4. How many numbers between 0 and 10,000 have digits that sum to 9?

This is a relatively difficult problem, and the easiest way to solve it is approaching it as a multi-choose (e.g., stars and bars) problem. But even this can be hard to follow and conceptualize. In fact, what is happening in this process is a bijection. The solution actually consists of the numbers: {0009, 0090, …, 3105, …}. But how many are there? The stars and bars method in this case is actually “mapping” each of these numbers to a 9-letter object. In particular, if we let Th=Thousands, H=hundreds, T=tens, and O=ones, then each of the solution elements can be created by a 9-string using these four letters (again, we will consider these written as “alphabetical” based on digits): ThThHHTTTOO maps to 2,232. And because each of these strings has 9 letters, we can verify that the sum of the digits will be equal to 9 in every case; and since every number between 0 and 10,000 will have a certain number (between 0 and 9) of Ths, Hs, Ts, and Os, then there is a bijection between these two sets. Therefore, we can instead count the number of 9-strings, from four “letters” (where letters can repeat and order does not matter – aka, we only consider “one” of these strings – namely, the “alphabetical” based on digits one), which amounts to 12C3 ways. But the key to answering the original question lies in transforming it, modeling it, mapping it, to a collection of objects that is easier to count.

5. Random variables in statistics

Lastly, another common application of functions comes from statistics. In fact, random variables are functions. In particular, they are functions that map the outcome set to the set of real numbers. For example, the outcome set for flipping a coin three times consists of the following elements – effectively the “data” from the experiement: {HHH, HHT, HTH, HTT, THH, THT, TTH ,TTT}. Yet often what is of interest is a random variable, something like, say, X=the number of heads. Accordingly, this function, X, then maps each of the elements in the set to a number: 0, 1, 2, or 3 (i.e.,  HHH -> 3, whereas HTT -> 1). Indeed, understanding this relationship is critical to properly conceptualizing aspects of probability. In the original outcome set each of the eight outcomes are equally-likely, whereas because of the functional mapping process the random variable outcomes (0, 1, 2, 3) are not equally-likely. Notably, this mapping is not a bijection, since 1, for example, is mapped to from three different elements (HTT, THT, TTH) – which is in fact the reason that getting 1 head is three times as likely as getting 0 heads.

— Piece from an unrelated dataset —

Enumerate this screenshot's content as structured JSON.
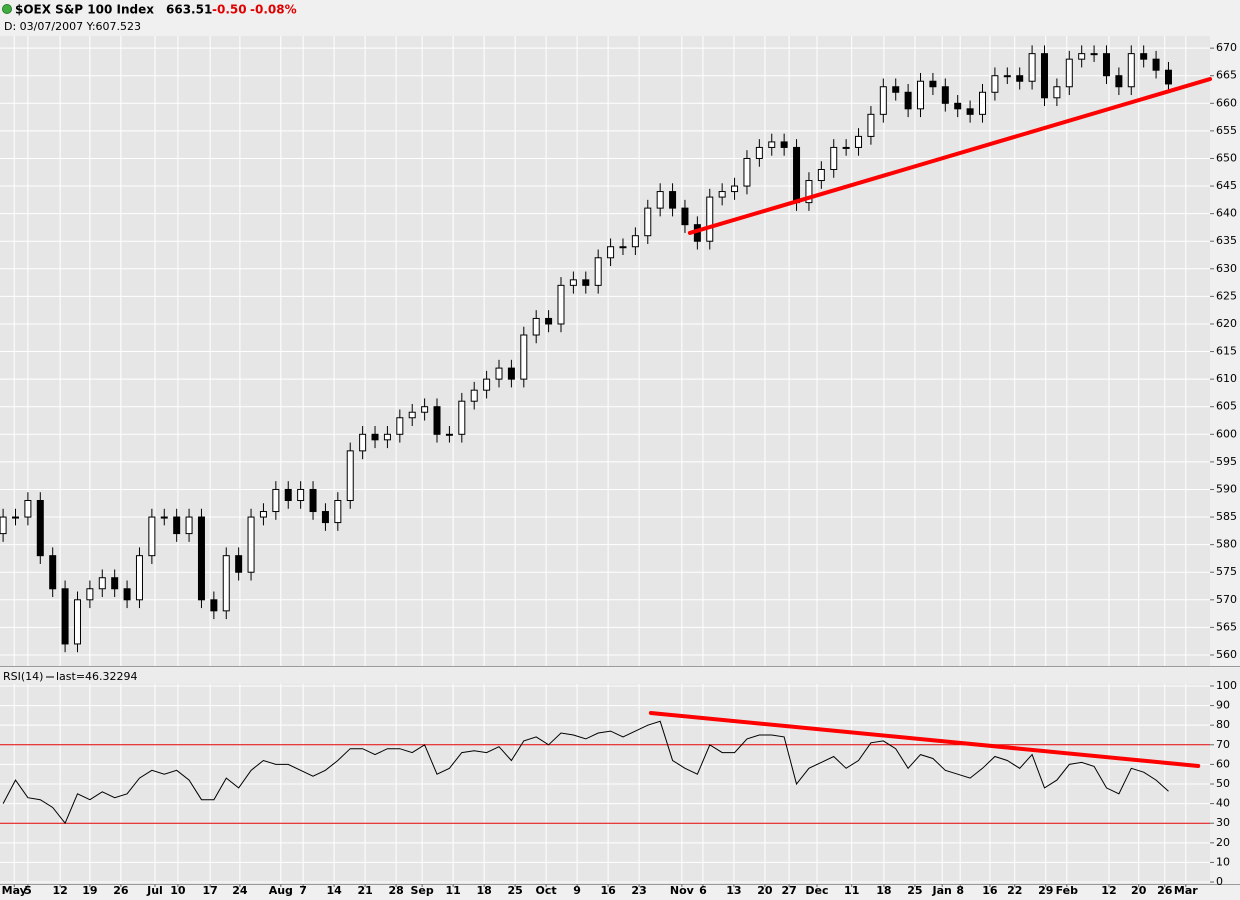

These examples are by no means the only ones. However, they do perhaps provide some real applications and uses for understanding sets and functions more generally (particularly bijective functions), and they can provide a relatively natural contexts – counting problems – for becoming increasingly familiar with these concepts. Much of the time when we “solve a related” counting problem, we end up applying a bijective function – whether we are aware of it or not – as the means to help verify that we have counted correctly.